Haz brillar tu rostro sobre tu siervo, enséñame tus leyes.

EVANGELIO
El que no renuncia a todos sus bienes no puede ser discípulo mío

Lectura del santo evangelio según san Lucas 14, 25-33

Gloria a ti, Señor.
En aquel tiempo, mucha gente acompañaba a Jesús; él se volvió y les dijo:

– «Si alguno se viene conmigo y no pospone a su padre y a su madre, y a su mujer y a sus hijos, y a sus hermanos y a sus hermanas, e incluso a sí mismo, no puede ser discípulo mío. Quien no lleve su cruz detrás de mí no puede ser discípulo mío.
Así, ¿quién de vosotros, si quiere construir una torre, no se sienta primero a calcular los gastos, a ver si tiene para terminarla? No sea que, sí echa los cimientos y no puede acabarla, se pongan a burlarse de él los que miran, diciendo: “Este hombre empezó a construir y no ha sido capaz de acabar.” ¿O qué rey, si va a dar la batalla a otro rey, no se sienta primero a deliberar si con diez mil hombres podrá salir al paso del que le ataca con veinte mil? Y si no, cuando el otro está todavía lejos, envía legados para pedir condiciones de paz. Lo mismo vosotros: el que no renuncia a todos sus bienes no puede ser discípulo mío.»

Palabra del Señor.

Gloria a ti, Señor Jesús.

 

PETICIONES

Sacerdote: Oremos, hermanos, a Dios nuestro Padre, que escucha la oración del pueblo congregado en su nombre.

– Por la Iglesia universal: para que sea un pueblo santo.
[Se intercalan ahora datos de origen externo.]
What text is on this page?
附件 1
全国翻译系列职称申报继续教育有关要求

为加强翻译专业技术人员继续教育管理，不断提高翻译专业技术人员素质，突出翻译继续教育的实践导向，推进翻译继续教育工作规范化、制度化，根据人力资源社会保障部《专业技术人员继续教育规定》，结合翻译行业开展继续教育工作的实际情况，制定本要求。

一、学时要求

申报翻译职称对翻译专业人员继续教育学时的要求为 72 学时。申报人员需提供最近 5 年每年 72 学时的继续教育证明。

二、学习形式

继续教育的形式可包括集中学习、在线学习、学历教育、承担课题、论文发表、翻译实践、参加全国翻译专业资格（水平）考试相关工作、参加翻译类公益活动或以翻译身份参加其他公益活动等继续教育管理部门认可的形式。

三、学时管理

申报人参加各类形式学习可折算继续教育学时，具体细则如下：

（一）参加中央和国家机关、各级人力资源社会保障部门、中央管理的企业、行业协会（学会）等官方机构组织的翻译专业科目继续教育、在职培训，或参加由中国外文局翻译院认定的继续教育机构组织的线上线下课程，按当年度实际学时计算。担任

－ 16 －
Roguemos al Señor.

– Por nuestro Santo Padre el papa N., por todos los obispos que predican la Palabra de Dios: para que el Señor les conceda larga vida y santidad. Roguemos al Señor.

– Por los que viven cristianamente en la virginidad y en el matrimonio, por los padres y madres de familia y por sus hijos. Roguemos al Señor.

– Por todos los probados y abatidos, por el retorno de los extraviados y la libertad de los oprimidos, por el eterno descanso de nuestros difuntos. Roguemos al Señor

– Por nosotros: para que nuestra oración sea escuchada ante el trono de Dios, recibamos la abundancia de su misericordia y seamos dignos del reino eterno. Roguemos al Señor.

Sacerdote: Socorre, Dios omnipotente, al pueblo que te suplica; para que pueda alegrarse con tus beneficios temporales y eternos. Por Jesucristo nuestro Señor.